# Audigy2 + Microfon bei SUSE 9.3



## exitboy (27. Oktober 2005)

Hallo,

irgendwie bekomm ich mein Micro bei LX nicht zum laufen ... unter Win klappt es problemlos.
Mit dem Tool Aufnahme müsste man es doch auch testen können ... komisch...
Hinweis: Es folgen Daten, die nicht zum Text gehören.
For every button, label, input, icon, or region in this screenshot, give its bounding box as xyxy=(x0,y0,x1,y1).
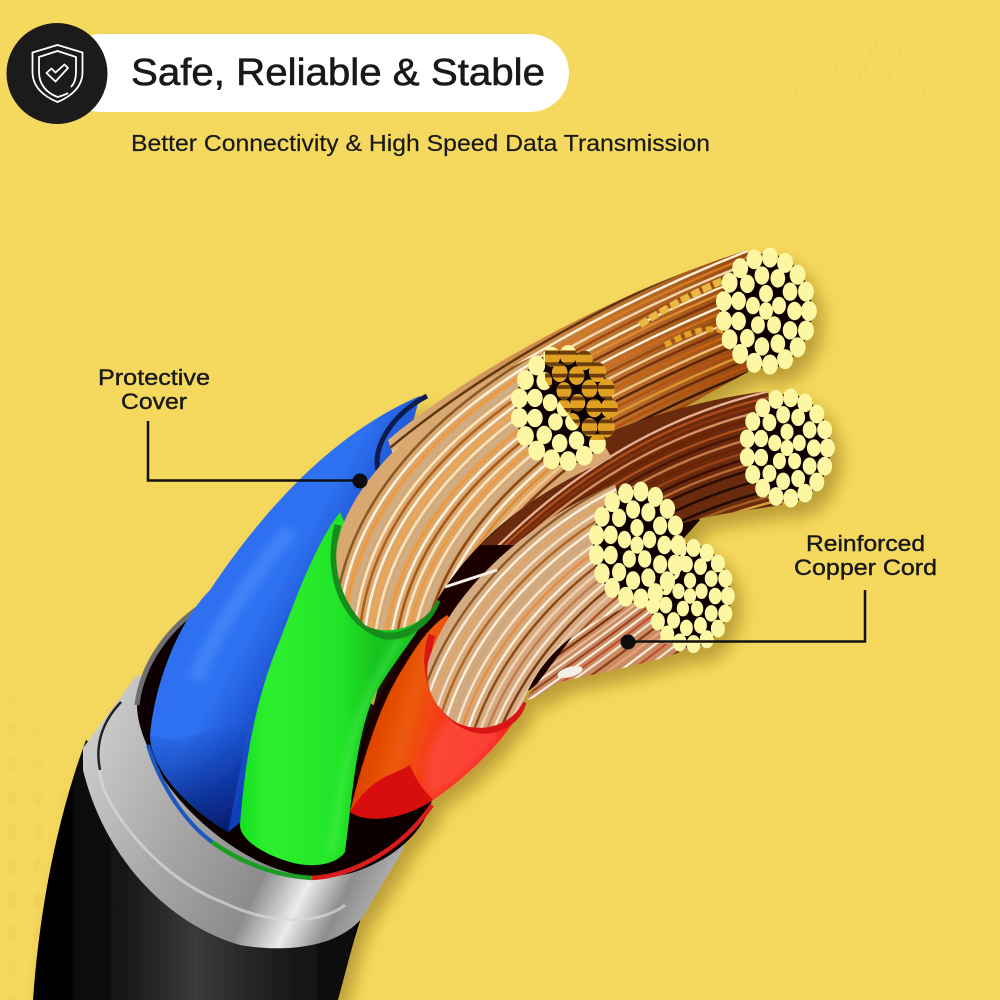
title pill xyxy=(62,34,569,112)
silver collar xyxy=(83,675,430,948)
conductor end: top xyxy=(716,248,817,374)
leader line xyxy=(148,421,368,488)
label: Cover xyxy=(121,389,187,414)
cable illustration xyxy=(33,236,835,1000)
header badge xyxy=(6,23,569,124)
wire strands: upper bundle xyxy=(385,236,791,578)
leader line with dot xyxy=(620,590,865,650)
icon: shield in black circle xyxy=(6,23,108,124)
label text: Copper Cord xyxy=(794,555,937,580)
label: Protective xyxy=(98,365,210,390)
conductor end: lower front xyxy=(589,482,686,608)
label text xyxy=(794,531,937,580)
conductor end: center xyxy=(511,345,618,471)
wire strands: rear bundle xyxy=(480,382,804,545)
dark gap between wires xyxy=(350,440,700,800)
title text: Safe, Reliable & Stable xyxy=(131,52,545,94)
wire strands: front bundle xyxy=(335,343,659,677)
label xyxy=(98,365,210,414)
callout: reinforced copper cord xyxy=(620,531,937,650)
red wire xyxy=(350,615,523,819)
blue wire xyxy=(150,396,427,832)
conductor end: middle right xyxy=(740,388,835,508)
conductor end: lower rear xyxy=(646,539,735,653)
outer black sheath xyxy=(33,740,362,1000)
cable opening xyxy=(137,607,432,878)
wire strands: lower pair, front xyxy=(427,484,634,728)
green wire xyxy=(240,512,437,865)
wire strands: lower pair, back xyxy=(525,604,712,728)
callout: protective cover xyxy=(98,365,368,488)
label text: Reinforced xyxy=(806,531,925,556)
subtitle: Better Connectivity & High Speed Data Transmission xyxy=(131,130,710,156)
hat jemand ne Idee warum das nicht funkzt? Selber hören kann ich meine Stimme über das Headset, aber recorden tut er nichts.


----------



## Helmut Klein (27. Oktober 2005)

In der Annahme dass du Alsa benutzt:
Öffne mal ein beliebiges Terminal, z.B. xterm und führe folgenden Befehl aus:


```
$ alsamixer
```

Daraufhin drückst du Tab so oft, bis oben bei "View" "Capture" ausgewählt ist. Nun solltest du einen Regler namens "Capture" haben. Stell dessen Wert etwas höher.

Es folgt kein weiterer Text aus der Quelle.